La sabiduría consiste en parte en no fingir más, en desechar el artificio. Rossini escribió su
Petite Messe solennelle
al cabo de un retiro de treinta y ocho años. Llamó a sus obras tardías «los pecados de mi vejez», y a la misa «el último de estos pecados». Al final del manuscrito escribió una dedicatoria en francés: «Querido Dios, bueno, aquí está, por fin terminada, mi pequeña misa solemne. ¿He escrito de verdad música sacra, o es sólo otra de mis malditas cantinelas? Nací para la ópera bufa, como bien sabes. No exige mucha habilidad, sólo un poco de sentimiento, a eso se reduce todo. Así que bendito sea Dios y por favor concédeme el paraíso. G. Rossini, Passy, 1863.»

Esta inscripción es de un optimismo pueril. Y hay algo infinitamente conmovedor cuando un artista, en la vejez, adopta la simplicidad. Está diciendo: el alarde y el virtuosismo son gracias de jóvenes, y sí, lucirse forma parte de la ambición; pero ahora que somos viejos tengamos el sosiego de hablar sencillamente. Para el religioso, podría significar hacerse niño de nuevo para entrar en el cielo; para el artista significa ser lo bastante sabio y lo bastante sereno para no ocultarse. ¿Necesitas todos esos excesos en la partitura, todas esas marcas en el lienzo, todos esos adjetivos exuberantes?
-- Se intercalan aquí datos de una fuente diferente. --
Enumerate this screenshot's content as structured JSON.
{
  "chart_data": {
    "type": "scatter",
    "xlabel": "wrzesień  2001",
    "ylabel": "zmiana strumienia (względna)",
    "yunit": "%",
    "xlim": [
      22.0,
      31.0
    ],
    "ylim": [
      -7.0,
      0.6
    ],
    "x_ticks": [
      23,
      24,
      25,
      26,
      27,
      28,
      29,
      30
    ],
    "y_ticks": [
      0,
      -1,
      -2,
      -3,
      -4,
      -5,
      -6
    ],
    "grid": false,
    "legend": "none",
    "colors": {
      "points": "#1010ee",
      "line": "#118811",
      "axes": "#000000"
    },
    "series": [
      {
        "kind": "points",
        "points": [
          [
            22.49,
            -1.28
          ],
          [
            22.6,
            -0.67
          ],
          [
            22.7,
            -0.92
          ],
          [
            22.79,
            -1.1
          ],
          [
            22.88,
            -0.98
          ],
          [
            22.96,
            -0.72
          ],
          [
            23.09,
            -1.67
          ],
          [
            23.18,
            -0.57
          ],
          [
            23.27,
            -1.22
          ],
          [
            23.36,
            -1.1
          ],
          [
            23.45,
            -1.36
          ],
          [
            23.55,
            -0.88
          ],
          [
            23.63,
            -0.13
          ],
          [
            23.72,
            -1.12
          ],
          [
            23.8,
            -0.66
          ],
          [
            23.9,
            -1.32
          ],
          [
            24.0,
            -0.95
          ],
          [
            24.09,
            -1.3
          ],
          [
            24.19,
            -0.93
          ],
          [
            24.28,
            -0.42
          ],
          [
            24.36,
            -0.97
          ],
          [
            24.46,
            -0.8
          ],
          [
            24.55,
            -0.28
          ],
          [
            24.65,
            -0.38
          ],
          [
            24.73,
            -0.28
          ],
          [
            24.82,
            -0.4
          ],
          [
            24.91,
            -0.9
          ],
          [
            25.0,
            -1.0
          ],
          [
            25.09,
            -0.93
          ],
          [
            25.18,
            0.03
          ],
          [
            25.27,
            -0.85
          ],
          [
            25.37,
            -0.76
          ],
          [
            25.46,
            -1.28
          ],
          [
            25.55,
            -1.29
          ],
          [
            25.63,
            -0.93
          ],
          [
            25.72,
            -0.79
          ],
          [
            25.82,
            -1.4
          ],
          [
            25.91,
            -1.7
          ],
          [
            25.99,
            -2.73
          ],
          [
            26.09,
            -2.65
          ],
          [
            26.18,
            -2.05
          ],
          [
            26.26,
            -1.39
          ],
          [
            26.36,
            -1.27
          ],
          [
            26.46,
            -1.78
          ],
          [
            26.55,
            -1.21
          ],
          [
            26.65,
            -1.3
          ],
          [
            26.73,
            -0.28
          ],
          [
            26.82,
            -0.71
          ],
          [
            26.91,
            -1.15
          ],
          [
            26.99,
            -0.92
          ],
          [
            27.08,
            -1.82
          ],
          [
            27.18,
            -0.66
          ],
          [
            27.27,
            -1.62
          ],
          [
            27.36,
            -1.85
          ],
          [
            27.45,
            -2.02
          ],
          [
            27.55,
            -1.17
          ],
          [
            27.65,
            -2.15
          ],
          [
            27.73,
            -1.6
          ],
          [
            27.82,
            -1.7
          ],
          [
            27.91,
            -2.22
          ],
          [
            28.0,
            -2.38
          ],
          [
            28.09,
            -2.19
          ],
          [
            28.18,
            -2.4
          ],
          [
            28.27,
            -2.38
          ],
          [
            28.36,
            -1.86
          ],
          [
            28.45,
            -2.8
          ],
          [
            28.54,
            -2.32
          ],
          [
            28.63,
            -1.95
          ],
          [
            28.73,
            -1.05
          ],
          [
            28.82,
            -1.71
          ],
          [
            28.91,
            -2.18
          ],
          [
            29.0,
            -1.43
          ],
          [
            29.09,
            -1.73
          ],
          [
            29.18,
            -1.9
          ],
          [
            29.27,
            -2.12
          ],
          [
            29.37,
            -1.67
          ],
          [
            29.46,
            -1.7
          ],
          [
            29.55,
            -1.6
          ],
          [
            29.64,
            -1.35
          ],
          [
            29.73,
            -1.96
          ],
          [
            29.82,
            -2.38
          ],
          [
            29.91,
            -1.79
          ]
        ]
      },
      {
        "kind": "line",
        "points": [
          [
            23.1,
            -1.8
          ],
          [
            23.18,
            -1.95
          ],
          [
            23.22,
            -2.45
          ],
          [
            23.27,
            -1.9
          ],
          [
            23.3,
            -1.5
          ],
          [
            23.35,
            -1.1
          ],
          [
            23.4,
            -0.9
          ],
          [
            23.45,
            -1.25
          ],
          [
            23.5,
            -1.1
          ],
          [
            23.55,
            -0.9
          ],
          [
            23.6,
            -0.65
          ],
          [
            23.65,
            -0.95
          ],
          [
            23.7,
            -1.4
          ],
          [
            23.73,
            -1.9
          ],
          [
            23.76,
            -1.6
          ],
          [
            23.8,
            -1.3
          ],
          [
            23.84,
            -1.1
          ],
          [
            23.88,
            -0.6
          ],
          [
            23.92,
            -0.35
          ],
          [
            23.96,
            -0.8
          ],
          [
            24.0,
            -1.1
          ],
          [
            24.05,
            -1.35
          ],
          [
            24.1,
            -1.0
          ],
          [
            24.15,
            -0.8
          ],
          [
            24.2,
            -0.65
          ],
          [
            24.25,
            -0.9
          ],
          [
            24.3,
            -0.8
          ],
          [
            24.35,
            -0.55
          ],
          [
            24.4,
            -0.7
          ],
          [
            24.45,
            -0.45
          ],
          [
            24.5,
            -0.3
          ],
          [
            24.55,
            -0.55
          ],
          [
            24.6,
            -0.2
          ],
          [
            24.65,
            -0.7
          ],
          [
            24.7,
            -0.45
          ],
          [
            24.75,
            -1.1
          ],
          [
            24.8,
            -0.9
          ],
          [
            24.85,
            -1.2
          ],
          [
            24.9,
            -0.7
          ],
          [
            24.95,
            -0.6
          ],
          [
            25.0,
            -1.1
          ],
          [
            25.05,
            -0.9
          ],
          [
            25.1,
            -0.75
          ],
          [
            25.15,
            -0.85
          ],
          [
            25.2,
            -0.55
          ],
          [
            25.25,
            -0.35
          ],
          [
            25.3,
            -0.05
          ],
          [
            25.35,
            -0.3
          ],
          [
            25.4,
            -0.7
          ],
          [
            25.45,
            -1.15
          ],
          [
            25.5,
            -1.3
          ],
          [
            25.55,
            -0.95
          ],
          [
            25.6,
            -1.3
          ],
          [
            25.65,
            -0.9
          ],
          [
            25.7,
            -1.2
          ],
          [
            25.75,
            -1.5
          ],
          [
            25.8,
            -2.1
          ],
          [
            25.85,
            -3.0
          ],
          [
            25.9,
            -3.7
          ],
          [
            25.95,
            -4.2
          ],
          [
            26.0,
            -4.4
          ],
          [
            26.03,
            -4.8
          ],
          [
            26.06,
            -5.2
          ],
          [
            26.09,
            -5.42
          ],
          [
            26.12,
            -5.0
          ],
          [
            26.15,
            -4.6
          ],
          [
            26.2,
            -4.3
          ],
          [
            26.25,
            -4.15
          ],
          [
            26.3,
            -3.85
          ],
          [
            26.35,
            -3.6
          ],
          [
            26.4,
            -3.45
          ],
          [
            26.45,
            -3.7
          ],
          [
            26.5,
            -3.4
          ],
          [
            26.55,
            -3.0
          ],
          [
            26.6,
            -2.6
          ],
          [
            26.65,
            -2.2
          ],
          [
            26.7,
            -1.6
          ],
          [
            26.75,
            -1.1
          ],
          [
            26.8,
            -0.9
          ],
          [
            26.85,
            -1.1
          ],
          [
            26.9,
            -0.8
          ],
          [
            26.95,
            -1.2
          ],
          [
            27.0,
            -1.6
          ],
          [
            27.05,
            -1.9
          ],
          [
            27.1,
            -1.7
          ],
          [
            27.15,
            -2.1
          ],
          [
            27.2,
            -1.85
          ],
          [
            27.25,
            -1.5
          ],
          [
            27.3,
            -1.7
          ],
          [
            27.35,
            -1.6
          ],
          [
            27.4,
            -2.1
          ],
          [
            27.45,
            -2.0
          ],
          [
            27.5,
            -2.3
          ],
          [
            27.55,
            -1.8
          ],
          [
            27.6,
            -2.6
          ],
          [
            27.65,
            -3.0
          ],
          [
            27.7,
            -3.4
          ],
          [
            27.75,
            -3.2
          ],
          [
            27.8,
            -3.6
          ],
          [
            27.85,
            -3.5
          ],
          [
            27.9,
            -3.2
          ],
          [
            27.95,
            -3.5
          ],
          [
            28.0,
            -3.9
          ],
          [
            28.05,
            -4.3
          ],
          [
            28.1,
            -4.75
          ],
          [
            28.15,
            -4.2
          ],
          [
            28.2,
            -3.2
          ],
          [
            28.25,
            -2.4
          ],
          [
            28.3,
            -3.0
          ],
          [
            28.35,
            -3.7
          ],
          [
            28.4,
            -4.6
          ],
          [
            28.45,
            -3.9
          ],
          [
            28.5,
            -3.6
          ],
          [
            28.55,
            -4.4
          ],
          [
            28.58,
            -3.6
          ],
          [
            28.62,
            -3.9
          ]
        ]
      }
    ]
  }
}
No es sólo humildad ante la eternidad; es también que se tarda una vida en ver y en decir cosas simples.

«Lo bastante sabios.» A veces mis coetáneos dicen, con desconcierto: «Lo curioso es que no me siento más viejo.» Yo sí, desde luego, y si me asaltan dudas tengo a mi disposición el crudo cálculo de cruzarme, pongamos, con un chaval de doce años plantado en la puerta del colegio con un precoz cigarrillo en la mano. Reflexiono que yo, a mis sesenta años en 2006, estoy más cerca en edad del más viejo superviviente de la Primera Guerra Mundial que de este crío. ¿Me siento más sabio? Sí, un poco; desde luego, menos insensato (y quizá lo bastante juicioso para lamentar la pérdida de alguna insensatez). ¿Tan sabio como para ser simple? No del todo, oh, Señor.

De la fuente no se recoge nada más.